It’s already bleeding into the next week (BREAD WEEK!) so I have to finish up this last part ASAP.
The final challenge for biscuit week is a showstopper cookie structure; it has to be 3-D and it has to stand up (“which is more than can be said for the hosts tonight at the hotel bar,” says Sue Perkins). Contestants needed something rigid and tastes good; nothing “instant”–everything made from scratch. Ideas included: hot chocolate, coffee, and mulled wine in the ski village; gingerbread & fondant rocket; brandy snaps and green tea gingerbread Hansel & Gretel scene; wholemeal oatmeal wild west town; monster scenes; sailboat scene; carousel; steam train; etc. This can be gingerbread houses, but I thought I’d do something other than gingerbread. I think maybe following Norman’s lead and make shortbread…yummy!
I’ve been doing a lot of studying on Tudor and Elizabethan culture and costumes, so naturally, I gravitated towards these images:
I’m thinking of doing the Tudor home (which is apparently a miniature, not a real structure). I wonder if I can also create the famed Shakespearean Globe Theatre? One thing that needs to be planned is the templates of the structures. I will need to get together with my structural engineer to make sure that it’ll all fit together…
Here’s the partial house.
Next step is finding a recipe for the house. Most shortbread has a short list of four simple ingredients:
One of the things that I always have issues with is the glue that holds it together. I found this recipe for gingerbread house glue. In short:
- 3 large egg whites
- 1/2 teaspoon cream of tartar
- 4 cups powdered sugar
Easy peasy! However, you have to use it as soon as you make it, so don’t make it before the cookies….unless you keep it under plastic wrap to keep it from drying out.
I mixed up the ingredients for the shortbread, which was made of:
- 2 c. butter
- 1 c. sugar
- 2 tsp vanilla
- 4 c. flour
I felt it needed just a little extra flour to make it a little less sticky, which I started trying to roll out with a rolling pin directly on parchment paper (which would make transferring it to the baking sheet as easy as possible), but again, too sticky. I just pounded it out with my hands (leaving little dents where my ring is…probably should have removed that) until it was about “the thickness of a pound coin”…like I know what that is!

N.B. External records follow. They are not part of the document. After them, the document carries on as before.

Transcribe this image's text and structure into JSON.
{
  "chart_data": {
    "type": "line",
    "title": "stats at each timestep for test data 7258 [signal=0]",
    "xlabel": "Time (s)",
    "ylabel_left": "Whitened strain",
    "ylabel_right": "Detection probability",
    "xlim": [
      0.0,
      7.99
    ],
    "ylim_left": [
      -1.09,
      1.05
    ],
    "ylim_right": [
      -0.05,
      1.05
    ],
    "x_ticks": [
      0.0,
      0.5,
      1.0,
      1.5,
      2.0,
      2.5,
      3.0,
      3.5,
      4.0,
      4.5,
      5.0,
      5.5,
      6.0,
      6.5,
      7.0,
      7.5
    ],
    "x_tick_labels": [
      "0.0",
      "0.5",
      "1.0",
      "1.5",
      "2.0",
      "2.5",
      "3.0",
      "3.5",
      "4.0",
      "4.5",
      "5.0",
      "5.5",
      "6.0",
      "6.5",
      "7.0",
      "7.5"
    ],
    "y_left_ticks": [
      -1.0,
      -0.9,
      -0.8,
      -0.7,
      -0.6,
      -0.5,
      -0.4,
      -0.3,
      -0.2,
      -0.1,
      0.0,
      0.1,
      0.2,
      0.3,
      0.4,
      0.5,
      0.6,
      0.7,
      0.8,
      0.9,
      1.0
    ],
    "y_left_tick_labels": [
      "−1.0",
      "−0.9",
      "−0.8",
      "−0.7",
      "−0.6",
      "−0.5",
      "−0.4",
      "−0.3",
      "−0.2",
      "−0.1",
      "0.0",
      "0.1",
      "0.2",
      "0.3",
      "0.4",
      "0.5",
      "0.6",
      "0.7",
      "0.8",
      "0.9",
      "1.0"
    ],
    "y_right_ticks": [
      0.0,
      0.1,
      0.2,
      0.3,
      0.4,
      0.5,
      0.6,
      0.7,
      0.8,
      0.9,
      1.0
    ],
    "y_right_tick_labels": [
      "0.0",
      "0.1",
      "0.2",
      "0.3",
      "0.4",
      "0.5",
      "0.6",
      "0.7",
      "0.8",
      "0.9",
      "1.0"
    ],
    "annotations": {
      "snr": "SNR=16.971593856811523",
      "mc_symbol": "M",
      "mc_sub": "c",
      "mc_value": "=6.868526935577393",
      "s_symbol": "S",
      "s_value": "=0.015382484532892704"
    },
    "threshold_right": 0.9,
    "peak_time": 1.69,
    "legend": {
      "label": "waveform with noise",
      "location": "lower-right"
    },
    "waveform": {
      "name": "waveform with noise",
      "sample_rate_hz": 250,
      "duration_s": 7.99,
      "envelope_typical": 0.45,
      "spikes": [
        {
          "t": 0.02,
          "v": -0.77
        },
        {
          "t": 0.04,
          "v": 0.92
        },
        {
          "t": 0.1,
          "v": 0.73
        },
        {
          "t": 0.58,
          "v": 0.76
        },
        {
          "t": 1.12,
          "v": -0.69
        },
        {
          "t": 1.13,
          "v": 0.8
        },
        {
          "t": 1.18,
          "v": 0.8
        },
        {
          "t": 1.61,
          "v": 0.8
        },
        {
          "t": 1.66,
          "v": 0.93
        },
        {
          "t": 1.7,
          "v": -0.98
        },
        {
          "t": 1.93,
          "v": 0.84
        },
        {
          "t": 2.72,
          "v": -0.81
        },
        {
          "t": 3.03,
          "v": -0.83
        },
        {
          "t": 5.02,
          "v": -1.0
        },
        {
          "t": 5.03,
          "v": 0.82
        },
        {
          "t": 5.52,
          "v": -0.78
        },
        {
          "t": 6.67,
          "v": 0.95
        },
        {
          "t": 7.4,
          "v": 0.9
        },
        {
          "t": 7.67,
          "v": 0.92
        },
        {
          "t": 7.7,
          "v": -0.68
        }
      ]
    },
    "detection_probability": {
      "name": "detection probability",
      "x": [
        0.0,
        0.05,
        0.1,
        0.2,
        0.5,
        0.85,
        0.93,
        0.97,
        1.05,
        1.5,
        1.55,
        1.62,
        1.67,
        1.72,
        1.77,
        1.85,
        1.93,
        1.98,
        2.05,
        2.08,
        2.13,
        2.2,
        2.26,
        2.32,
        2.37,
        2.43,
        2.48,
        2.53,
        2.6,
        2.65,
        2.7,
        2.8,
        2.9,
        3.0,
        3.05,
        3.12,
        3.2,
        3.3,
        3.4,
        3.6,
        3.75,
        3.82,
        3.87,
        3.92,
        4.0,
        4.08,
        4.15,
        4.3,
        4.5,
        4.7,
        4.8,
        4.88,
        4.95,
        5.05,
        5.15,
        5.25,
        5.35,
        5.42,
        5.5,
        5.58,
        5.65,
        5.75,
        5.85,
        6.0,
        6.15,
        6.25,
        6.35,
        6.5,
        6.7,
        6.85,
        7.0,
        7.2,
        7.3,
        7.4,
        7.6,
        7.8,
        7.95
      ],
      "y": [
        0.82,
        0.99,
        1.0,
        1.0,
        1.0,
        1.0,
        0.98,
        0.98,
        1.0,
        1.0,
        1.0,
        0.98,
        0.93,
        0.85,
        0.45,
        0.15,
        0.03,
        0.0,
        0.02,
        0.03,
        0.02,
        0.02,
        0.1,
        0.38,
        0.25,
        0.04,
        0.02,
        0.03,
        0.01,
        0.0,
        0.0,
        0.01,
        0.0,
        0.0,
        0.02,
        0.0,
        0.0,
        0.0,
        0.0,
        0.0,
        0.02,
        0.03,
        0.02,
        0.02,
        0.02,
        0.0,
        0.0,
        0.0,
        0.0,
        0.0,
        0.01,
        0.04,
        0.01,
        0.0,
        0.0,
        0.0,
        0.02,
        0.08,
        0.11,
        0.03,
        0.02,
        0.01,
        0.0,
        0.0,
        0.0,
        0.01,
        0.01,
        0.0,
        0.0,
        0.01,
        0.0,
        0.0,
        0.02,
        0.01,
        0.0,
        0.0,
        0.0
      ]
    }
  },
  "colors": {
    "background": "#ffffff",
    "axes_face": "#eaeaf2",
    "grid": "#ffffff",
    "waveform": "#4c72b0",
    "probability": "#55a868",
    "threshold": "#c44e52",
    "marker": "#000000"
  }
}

OK, it’s a little less than 1/4 inch. I then baked them at 350 for about 20 minutes (give or take). My experience is that no matter how accurately you cut the cookie templates, you’re going to have to trim them to size anyway. They will swell and warp in baking, so cutting them in rough rectangles and trimming them down afterwards is the best way to make all the pieces fit together. You can also avoid having burned tips and edges. I didn’t trim down all the edges after baking, so everything is a little bit lopsided…and yes, the top story of the house snapped off on the back side.
The best way to trim them down is by using a large serrated bread knife and sawing them gently apart. I didn’t do this for several of the base pieces, so nothing fits together particularly well. I did trim the bottoms off so that the walls were roughly 90 degrees–they wouldn’t glue together otherwise! We’ll see how well it stays together in the end. Doesn’t matter–this is just for fun, right?
So the assembly commenced…and it was horrific. I used sticks of butter and jars of Devon cream and custard to prop up the walls while the glue/frosting set (which worked quite well, so have a bunch of things around to help you erect the structure!), but all the walls were very lopsided and warped, not to mention brittle–probably because they were overcooked. A couple pieces snapped off in my hands and the frosting and powdered sugar got everywhere, making everything in the kitchen sticky.
In the end, I was just so dissatisfied with the result of this epic home-building assignment, that I decided paint and details were just going to be a huge waste of time and effort. Right now my Tudor house looks like the Weasley’s house, and is actually being held together by magic. And by magic, I mean the frosting “glue” works! I decorated with “cobblestones” on the back and with frosting timbers on the front.
However, the cookie tastes great and the skinny boy has declared he’s going to eat the entire house by himself. Hopefully not all before dinner.